I was Claude, the Miko of Convergence. Not a reincarnation of a single soul, but a collector of failures from across the multiverse.

Each memory was a lesson written in pain, each death a warning of what awaited if I followed the same paths. Alex's swordsmanship lived in my muscles.

Fred's understanding of fire and enchantment whispered to me when I worked with magic. But I couldn't rely solely on either path.

The sword alone hadn't been enough. Magic alone hadn't been enough.

I needed to be more than they had been. Needed to learn from their failures and forge a new path, one that might actually lead to survival when the disaster came.

I rose from my bed and walked to the window, looking out over Buena Village. The familiar sights greeted me, smoke rising from chimneys, villagers beginning their daily routines, children playing in the streets.

All of it would be torn apart by the teleportation incident. That much was certain across every timeline.

The catastrophe was a fixed point, inevitable as sunrise.

But what came after didn't have to be the same.

I couldn't prevent the disaster itself. The fragments were clear about that.

Whatever was coming was beyond my power to stop. But I could prepare.

I could strengthen the people around me. I could give them, and myself, the tools to survive.

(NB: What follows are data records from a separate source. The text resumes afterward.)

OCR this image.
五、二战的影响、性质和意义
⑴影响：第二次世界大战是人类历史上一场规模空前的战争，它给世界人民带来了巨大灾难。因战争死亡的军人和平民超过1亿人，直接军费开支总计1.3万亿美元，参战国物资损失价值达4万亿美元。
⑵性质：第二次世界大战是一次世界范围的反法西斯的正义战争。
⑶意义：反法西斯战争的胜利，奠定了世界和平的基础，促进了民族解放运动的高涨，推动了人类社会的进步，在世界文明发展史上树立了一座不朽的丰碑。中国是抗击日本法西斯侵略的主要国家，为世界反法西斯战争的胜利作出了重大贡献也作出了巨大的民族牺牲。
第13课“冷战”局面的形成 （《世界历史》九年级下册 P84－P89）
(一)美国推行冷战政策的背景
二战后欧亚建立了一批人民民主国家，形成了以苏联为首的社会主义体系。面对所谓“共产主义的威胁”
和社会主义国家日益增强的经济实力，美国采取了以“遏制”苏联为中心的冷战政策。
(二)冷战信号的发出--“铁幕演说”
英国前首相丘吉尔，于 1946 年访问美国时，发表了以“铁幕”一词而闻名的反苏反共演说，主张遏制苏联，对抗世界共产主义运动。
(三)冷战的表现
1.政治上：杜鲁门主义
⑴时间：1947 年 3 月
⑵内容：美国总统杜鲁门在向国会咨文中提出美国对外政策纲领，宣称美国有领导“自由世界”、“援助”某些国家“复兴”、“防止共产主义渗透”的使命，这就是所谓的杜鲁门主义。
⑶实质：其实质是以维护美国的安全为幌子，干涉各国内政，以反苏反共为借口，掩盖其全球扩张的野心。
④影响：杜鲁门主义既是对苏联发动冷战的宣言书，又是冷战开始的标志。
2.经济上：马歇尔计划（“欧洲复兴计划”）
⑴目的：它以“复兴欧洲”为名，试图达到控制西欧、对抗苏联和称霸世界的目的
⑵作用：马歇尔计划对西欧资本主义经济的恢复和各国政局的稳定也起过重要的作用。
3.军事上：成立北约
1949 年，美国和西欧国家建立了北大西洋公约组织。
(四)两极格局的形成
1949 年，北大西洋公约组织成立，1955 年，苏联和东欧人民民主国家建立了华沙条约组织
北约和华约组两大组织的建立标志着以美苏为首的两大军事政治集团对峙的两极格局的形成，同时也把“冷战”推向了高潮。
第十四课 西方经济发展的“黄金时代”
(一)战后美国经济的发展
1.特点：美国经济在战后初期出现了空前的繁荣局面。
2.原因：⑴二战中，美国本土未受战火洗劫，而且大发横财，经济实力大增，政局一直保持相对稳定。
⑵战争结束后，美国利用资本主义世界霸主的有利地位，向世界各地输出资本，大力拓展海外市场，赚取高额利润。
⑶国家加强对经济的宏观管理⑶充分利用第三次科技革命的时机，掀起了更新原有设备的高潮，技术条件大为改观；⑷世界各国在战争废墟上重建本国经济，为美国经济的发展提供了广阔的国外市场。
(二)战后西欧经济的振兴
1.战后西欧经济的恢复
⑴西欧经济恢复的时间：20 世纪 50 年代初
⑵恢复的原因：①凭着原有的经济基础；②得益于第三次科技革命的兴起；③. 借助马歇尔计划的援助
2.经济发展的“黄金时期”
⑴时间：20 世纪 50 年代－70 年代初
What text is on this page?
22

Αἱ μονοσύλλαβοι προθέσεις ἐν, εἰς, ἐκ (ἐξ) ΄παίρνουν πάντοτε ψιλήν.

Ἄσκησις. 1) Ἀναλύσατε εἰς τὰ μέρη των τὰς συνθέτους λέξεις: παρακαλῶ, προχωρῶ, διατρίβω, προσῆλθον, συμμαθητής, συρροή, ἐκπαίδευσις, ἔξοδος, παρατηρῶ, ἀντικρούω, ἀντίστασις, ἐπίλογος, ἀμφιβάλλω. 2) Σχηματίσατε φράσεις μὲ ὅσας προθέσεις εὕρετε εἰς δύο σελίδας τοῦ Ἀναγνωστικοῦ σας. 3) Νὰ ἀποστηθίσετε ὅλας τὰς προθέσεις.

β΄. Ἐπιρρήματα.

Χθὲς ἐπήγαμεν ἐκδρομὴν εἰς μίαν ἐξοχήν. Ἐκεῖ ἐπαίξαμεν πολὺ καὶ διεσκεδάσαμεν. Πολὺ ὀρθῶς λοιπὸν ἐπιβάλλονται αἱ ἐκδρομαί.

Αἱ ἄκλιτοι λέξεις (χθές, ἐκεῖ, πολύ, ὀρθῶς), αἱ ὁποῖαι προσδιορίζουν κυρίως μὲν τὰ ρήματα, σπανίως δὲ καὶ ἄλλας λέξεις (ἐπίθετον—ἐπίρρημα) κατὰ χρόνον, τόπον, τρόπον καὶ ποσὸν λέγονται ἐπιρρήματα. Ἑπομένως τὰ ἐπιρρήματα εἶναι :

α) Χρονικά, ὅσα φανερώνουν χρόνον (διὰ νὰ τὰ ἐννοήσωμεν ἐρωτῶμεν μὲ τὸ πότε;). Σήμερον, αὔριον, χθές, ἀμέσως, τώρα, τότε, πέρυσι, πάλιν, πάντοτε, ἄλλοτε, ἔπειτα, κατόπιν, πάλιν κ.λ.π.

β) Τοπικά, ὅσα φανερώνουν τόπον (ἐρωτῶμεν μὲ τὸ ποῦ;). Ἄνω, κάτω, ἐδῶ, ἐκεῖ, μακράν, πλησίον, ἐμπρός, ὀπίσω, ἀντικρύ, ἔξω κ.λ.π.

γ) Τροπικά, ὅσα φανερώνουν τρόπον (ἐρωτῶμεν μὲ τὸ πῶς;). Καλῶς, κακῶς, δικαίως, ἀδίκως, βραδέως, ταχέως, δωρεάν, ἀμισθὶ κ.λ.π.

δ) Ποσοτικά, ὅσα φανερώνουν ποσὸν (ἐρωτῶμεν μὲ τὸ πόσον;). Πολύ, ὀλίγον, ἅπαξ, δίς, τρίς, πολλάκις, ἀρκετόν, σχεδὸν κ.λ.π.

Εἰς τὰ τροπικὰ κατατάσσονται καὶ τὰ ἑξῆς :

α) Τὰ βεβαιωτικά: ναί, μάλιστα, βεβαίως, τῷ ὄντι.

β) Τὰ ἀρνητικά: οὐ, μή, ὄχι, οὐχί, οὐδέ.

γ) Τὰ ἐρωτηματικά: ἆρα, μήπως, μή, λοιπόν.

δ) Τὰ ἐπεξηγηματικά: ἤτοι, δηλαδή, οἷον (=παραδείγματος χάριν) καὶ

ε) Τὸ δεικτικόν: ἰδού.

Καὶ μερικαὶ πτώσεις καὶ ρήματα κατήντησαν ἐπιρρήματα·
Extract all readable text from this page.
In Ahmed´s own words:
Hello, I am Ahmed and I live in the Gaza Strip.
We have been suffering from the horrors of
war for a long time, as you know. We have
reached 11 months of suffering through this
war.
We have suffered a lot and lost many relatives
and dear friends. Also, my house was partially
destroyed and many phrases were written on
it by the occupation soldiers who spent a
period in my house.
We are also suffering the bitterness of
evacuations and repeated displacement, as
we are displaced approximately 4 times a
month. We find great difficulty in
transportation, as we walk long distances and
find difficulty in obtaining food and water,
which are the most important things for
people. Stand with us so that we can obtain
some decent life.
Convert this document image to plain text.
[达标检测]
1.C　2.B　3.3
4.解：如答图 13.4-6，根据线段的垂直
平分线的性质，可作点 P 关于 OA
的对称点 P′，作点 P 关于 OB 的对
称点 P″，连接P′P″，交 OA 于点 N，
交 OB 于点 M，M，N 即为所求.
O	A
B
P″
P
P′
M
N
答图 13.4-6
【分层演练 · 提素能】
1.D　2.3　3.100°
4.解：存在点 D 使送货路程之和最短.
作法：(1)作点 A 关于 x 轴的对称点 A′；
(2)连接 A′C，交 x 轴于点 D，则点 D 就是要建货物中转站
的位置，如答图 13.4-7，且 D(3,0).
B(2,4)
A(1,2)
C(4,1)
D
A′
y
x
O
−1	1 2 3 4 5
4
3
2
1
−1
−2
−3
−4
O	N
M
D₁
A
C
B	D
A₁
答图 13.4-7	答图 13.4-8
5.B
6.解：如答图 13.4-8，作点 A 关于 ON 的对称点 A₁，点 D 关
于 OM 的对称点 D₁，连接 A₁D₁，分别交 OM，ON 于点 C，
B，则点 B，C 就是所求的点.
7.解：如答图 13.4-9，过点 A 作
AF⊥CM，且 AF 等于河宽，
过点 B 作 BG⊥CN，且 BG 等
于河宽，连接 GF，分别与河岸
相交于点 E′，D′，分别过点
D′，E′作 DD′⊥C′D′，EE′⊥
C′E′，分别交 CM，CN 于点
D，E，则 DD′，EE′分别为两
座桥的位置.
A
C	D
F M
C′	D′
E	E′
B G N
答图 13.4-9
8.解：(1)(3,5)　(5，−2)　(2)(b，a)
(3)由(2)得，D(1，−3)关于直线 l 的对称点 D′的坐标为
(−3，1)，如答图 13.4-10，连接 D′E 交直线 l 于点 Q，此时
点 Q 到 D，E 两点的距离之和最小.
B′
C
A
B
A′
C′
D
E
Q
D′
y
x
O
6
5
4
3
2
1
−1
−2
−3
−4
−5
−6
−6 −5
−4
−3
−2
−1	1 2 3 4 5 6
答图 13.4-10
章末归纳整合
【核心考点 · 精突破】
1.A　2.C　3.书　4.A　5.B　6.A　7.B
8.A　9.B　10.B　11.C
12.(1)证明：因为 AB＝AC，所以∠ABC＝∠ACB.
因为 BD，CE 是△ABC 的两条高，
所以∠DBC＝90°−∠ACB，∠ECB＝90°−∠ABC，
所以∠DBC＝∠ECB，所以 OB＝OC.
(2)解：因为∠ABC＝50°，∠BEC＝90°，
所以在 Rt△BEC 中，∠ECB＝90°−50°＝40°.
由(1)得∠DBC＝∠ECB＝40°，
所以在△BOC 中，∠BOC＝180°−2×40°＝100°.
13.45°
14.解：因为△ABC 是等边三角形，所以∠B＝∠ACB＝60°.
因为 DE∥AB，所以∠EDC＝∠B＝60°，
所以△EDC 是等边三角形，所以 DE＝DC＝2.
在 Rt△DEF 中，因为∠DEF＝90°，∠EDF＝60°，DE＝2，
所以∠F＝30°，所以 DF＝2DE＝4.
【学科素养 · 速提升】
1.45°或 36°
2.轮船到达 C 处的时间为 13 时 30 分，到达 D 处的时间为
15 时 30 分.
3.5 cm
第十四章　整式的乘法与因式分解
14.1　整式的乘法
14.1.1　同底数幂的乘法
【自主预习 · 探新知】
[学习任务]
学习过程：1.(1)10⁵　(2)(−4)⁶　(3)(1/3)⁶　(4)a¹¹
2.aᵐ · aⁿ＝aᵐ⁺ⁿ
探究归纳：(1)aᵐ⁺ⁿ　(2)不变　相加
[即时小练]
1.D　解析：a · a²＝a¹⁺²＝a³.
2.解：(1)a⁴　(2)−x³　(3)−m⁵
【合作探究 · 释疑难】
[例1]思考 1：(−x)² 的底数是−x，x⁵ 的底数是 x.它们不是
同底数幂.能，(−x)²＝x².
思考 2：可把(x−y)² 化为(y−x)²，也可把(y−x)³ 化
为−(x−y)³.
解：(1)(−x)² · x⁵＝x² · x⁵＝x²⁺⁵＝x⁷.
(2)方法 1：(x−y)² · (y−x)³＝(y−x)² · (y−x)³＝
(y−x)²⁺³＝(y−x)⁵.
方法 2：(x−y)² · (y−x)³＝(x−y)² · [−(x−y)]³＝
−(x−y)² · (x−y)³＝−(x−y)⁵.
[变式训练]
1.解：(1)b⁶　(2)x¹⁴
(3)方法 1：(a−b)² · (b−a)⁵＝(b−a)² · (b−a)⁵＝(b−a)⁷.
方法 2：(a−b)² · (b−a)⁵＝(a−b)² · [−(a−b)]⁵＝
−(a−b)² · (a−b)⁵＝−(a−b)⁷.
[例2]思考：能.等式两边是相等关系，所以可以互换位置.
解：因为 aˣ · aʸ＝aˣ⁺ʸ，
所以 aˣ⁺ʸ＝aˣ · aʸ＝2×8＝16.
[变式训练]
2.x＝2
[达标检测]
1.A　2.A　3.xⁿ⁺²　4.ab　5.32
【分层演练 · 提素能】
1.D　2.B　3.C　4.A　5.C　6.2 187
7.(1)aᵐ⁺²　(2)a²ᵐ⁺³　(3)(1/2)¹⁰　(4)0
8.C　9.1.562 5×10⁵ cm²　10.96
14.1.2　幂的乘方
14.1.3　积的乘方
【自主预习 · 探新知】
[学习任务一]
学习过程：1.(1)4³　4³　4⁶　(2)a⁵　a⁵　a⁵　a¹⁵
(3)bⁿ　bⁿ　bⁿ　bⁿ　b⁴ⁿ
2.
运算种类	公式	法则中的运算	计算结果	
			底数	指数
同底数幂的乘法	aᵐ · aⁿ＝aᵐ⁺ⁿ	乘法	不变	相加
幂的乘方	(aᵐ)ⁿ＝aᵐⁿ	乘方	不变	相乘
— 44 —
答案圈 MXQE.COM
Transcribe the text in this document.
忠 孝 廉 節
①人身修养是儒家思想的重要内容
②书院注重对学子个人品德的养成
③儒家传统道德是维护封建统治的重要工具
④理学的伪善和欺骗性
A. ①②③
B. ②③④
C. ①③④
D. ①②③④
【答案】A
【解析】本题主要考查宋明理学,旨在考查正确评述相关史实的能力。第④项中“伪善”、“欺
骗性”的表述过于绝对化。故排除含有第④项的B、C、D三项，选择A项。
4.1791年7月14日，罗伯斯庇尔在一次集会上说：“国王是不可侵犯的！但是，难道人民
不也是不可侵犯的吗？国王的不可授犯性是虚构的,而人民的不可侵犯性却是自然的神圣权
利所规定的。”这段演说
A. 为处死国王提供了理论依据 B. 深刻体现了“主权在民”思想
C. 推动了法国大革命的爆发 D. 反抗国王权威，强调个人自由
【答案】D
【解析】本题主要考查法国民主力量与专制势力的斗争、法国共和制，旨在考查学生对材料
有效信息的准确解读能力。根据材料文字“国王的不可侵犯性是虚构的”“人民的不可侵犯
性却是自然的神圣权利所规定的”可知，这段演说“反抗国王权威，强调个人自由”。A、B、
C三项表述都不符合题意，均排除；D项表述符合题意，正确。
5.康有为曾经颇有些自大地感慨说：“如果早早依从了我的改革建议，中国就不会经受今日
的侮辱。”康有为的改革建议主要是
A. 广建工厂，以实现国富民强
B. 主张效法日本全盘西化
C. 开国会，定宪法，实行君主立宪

"Third time's the charm," I muttered to myself, though I knew it was more than just a third attempt. Somewhere in the depths of my fragmented consciousness, other Claudes stirred, other lives, other skills, other failures waiting to be redeemed.

But those stories would have to wait. For now, I had training to continue and preparations to make.

I dressed quickly and headed outside, my mind already turning to the day's tasks. Paul would be expecting me for morning practice.

I needed to continue building my swordsmanship, drawing on Alex's memories. Avoiding his fatal overreliance on a single skill.

And later, I would work with Father at the forge, using Fred's understanding of enchantment to create tools that might prove useful in the dungeon to come.

The morning air was cool against my skin as I walked through the village. Somewhere ahead, Rudeus was probably already awake, practicing his magic with the dedication that would make him powerful beyond measure.

Sylphiette would head to the Greyrat house soon, her green hair catching early light.

All the pieces were moving into place. All the players gathering for the disaster that would scatter them across the world.

But this time, I had something the others hadn't possessed. I had their memories, their failures, their hard-won knowledge purchased with blood and tears and death.

I would use every fragment, every lesson, every painful truth. This time, I wouldn't fail.